Ebola vaccine: One million doses ready by end of 2015 to tackle spread of deadly virus

WHO says trials could start in West Africa by December

One million doses of an experimental Ebola vaccine will be ready by the end of next year, the World Health Organization (WHO) has announced.

Two experimental vaccines from GlaxoSmithKline and NewLink Genetics are already being tested and a few hundred thousand will be ready for use in West Africa by the middle of 2015.

The WHO has accelerated the process of developing vaccines, which usually take years to produce and test.

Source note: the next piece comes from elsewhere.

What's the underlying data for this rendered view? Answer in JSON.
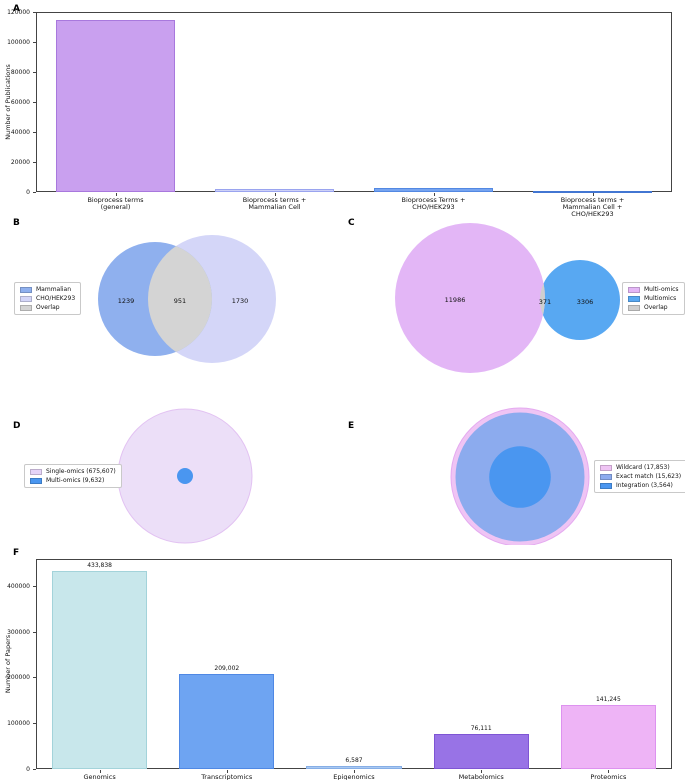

Trials in West Africa could start as soon as December 2014.

The Geneva-based United Nations health agency confirmed that two leading vaccine candidates are already in human clinical trials, and said another five experimental vaccines were also being developed and would begin clinical trials next year. "Before the end of first half of 2015 […] we could have available a few hundred thousand doses. That could be 200,000 - it could be less or could be more," the WHO's Marie-Paule Kieny told reporters.

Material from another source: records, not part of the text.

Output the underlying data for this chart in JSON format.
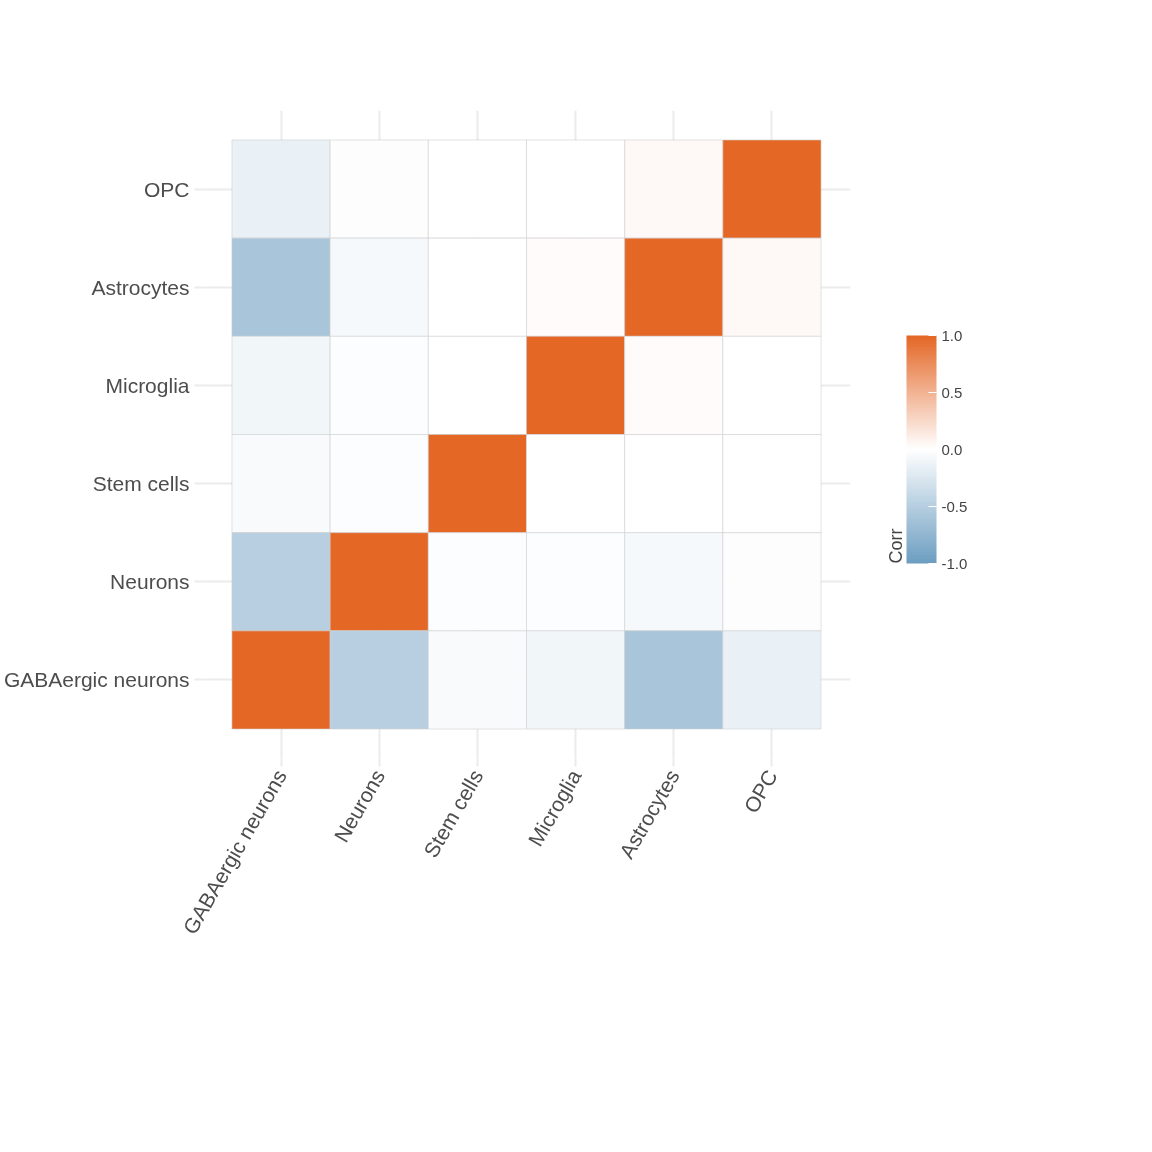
{
  "chart_data": {
    "type": "heatmap",
    "clabel": "Corr",
    "grid": true,
    "categories": [
      "GABAergic neurons",
      "Neurons",
      "Stem cells",
      "Microglia",
      "Astrocytes",
      "OPC"
    ],
    "y_categories": [
      "OPC",
      "Astrocytes",
      "Microglia",
      "Stem cells",
      "Neurons",
      "GABAergic neurons"
    ],
    "cells": [
      [
        -0.15,
        -0.02,
        0,
        0,
        0.04,
        1
      ],
      [
        -0.6,
        -0.07,
        0,
        0.03,
        1,
        0.04
      ],
      [
        -0.1,
        -0.03,
        0,
        1,
        0.03,
        0
      ],
      [
        -0.05,
        -0.03,
        1,
        0,
        0,
        0
      ],
      [
        -0.5,
        1,
        -0.03,
        -0.03,
        -0.07,
        -0.02
      ],
      [
        1,
        -0.5,
        -0.05,
        -0.1,
        -0.6,
        -0.15
      ]
    ],
    "colors": [
      "#6d9ec1",
      "#ffffff",
      "#e46726"
    ],
    "clim": [
      -1,
      1
    ],
    "cticks": [
      {
        "value": -1,
        "label": "-1.0"
      },
      {
        "value": -0.5,
        "label": "-0.5"
      },
      {
        "value": 0,
        "label": "0.0"
      },
      {
        "value": 0.5,
        "label": "0.5"
      },
      {
        "value": 1,
        "label": "1.0"
      }
    ]
  }
}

Ms Kieny said if those trials prove effective, larger trials testing the vaccines in West Africa could begin as soon as December.

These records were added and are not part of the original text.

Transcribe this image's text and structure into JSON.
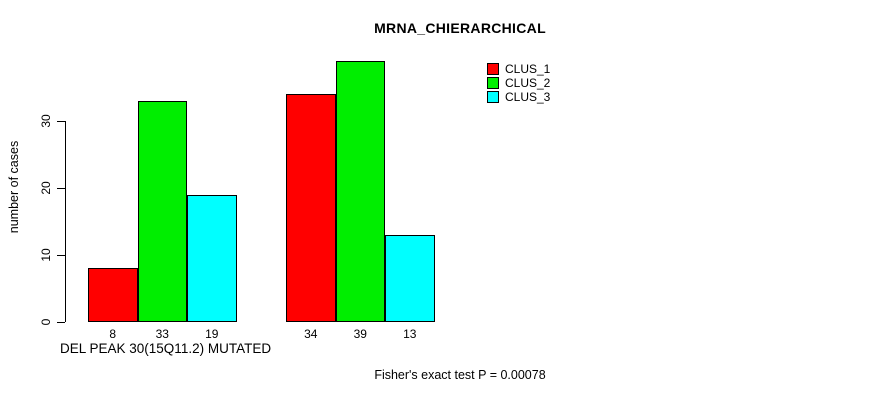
{
  "chart_data": {
    "type": "bar",
    "title": "MRNA_CHIERARCHICAL",
    "ylabel": "number of cases",
    "xlabel": "DEL PEAK 30(15Q11.2) MUTATED",
    "annotation": "Fisher's exact test P = 0.00078",
    "categories": [
      "DEL PEAK 30(15Q11.2) MUTATED",
      ""
    ],
    "series": [
      {
        "name": "CLUS_1",
        "color": "#ff0000",
        "values": [
          8,
          34
        ]
      },
      {
        "name": "CLUS_2",
        "color": "#00ee00",
        "values": [
          33,
          39
        ]
      },
      {
        "name": "CLUS_3",
        "color": "#00ffff",
        "values": [
          19,
          13
        ]
      }
    ],
    "bar_value_labels": [
      [
        8,
        33,
        19
      ],
      [
        34,
        39,
        13
      ]
    ],
    "yticks": [
      0,
      10,
      20,
      30
    ],
    "ylim": [
      0,
      40
    ],
    "grid": false,
    "legend_position": "top-right",
    "axis_color": "#000000",
    "background_color": "#ffffff"
  }
}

Healthcare workers, who are at the highest risk of contracting Ebola, will be the first to take part in trials.  

Dr Marie Paule Kieny, a WHO assistant director-general, said: "While we hope that the massive response, which has been put in place will have an impact on the epidemic, it is still prudent to prepare to have as much vaccine available as possible, if they are proven effective.

She said vaccines would be a “very important tool” in ending the outbreak of Ebola, which has killed over 4,600 people.

However, Ms Kieny warned that while vaccines could be a good part of the effort to fight the deadly virus, they are not a "magic bullet".